In dem laufenden Pilotverfahren fordern zwei Hinterbliebene aus Afghanistan von der Bundesrepublik Deutschland Schadensersatz für ihre bei dem Luftangriff ums Leben gekommenen Angehörigen. Ein Vater, dessen zwei Kinder bei der Bombardierung getötet wurden, sowie eine Mutter von sechs Kindern, die ihren Mann und Ernährer der Familie verlor, verlangen Entschädigungszahlungen in Höhe von 40.000 Euro beziehungsweise 50.000 Euro. Der sie vertretende Anwalt Karim Popal spricht von einem Verstoß gegen das Völkerrecht und wirft dem damaligen Kommandeur für Kundus, Georg Klein, eine grob fahrlässige Amtspflichtverletzung vor. Er habe trotz der Zweifel auf seiten der US-Jetpiloten die Bombardierung der Laster und der Menschenmenge veranlaßt. Videoaufnahmen eines Aufklärungsflugzeugs belegten, daß überwiegend Zivilisten an den feststeckenden Tanklastern versucht hatten, Benzin zu zapfen.
Oberst Georg Klein wurde nie zur Rechenschaft gezogen. Weder leitete die Bundeswehr ein förmliches Disziplinarverfahren gegen ihn ein, noch wurde ungeachtet eines Untersuchungsausschusses des Bundestags und sogar einer Anzeige wegen Mordes Anklage gegen ihn erhoben. Statt dessen beförderte man ihn im Frühjahr 2013 zum Abteilungsleiter im neuen Bundeswehramt für Personalmanagement und hat ihn inzwischen zum Brigadegeneral ernannt. Kürzlich haben Antimilitaristen ein Plakat der Antikapitalistischen Aktion Bonn verklebt, das als eine Art Steckbrief gestaltet ist. Darin wird die Bevölkerung aufgerufen, Informationen zum Wohnort General Kleins herauszufinden. Es müsse möglich sein, politischen Protest vor seine Haustür zu tragen. Der Staat mache ihn als Leiter der Ausbildungsbehörde zum Vorbild für junge Soldaten, und seine Beförderung zum General signalisiere, daß er von offizieller Seite geschützt und belohnt werde. [1]

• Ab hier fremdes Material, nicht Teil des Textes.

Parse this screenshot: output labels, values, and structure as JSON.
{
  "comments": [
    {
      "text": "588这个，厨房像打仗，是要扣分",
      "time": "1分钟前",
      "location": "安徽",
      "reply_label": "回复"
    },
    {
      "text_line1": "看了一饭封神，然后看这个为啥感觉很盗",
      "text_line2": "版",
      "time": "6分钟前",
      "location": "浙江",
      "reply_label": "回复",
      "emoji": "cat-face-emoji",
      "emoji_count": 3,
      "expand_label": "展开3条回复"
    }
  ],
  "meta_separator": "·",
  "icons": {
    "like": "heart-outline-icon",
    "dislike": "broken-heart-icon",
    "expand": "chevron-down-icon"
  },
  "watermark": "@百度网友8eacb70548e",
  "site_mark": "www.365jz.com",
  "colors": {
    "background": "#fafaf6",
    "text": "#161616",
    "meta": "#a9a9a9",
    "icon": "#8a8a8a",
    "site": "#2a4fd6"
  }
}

Auf dem Kongreß „Quo vadis NATO? – Herausforderungen für Demokratie und Recht“ vom 26. bis 28. April in Bremen gehörte Karim Popal zu den Diskutanten der Arbeitsgruppe IV zum Thema „Die Bombardierung der entführten Tanklaster bei Kundus und die rechtliche Aufarbeitung im Straf-, Disziplinar- und Amtshaftungsrecht“. Am Rande des Kongresses beantwortete er dem Schattenblick einige Fragen zum Verfahren vor dem Bonner Landgericht.
Schattenblick: Herr Popal, wie ist der aktuelle Stand im Kundus-Prozeß?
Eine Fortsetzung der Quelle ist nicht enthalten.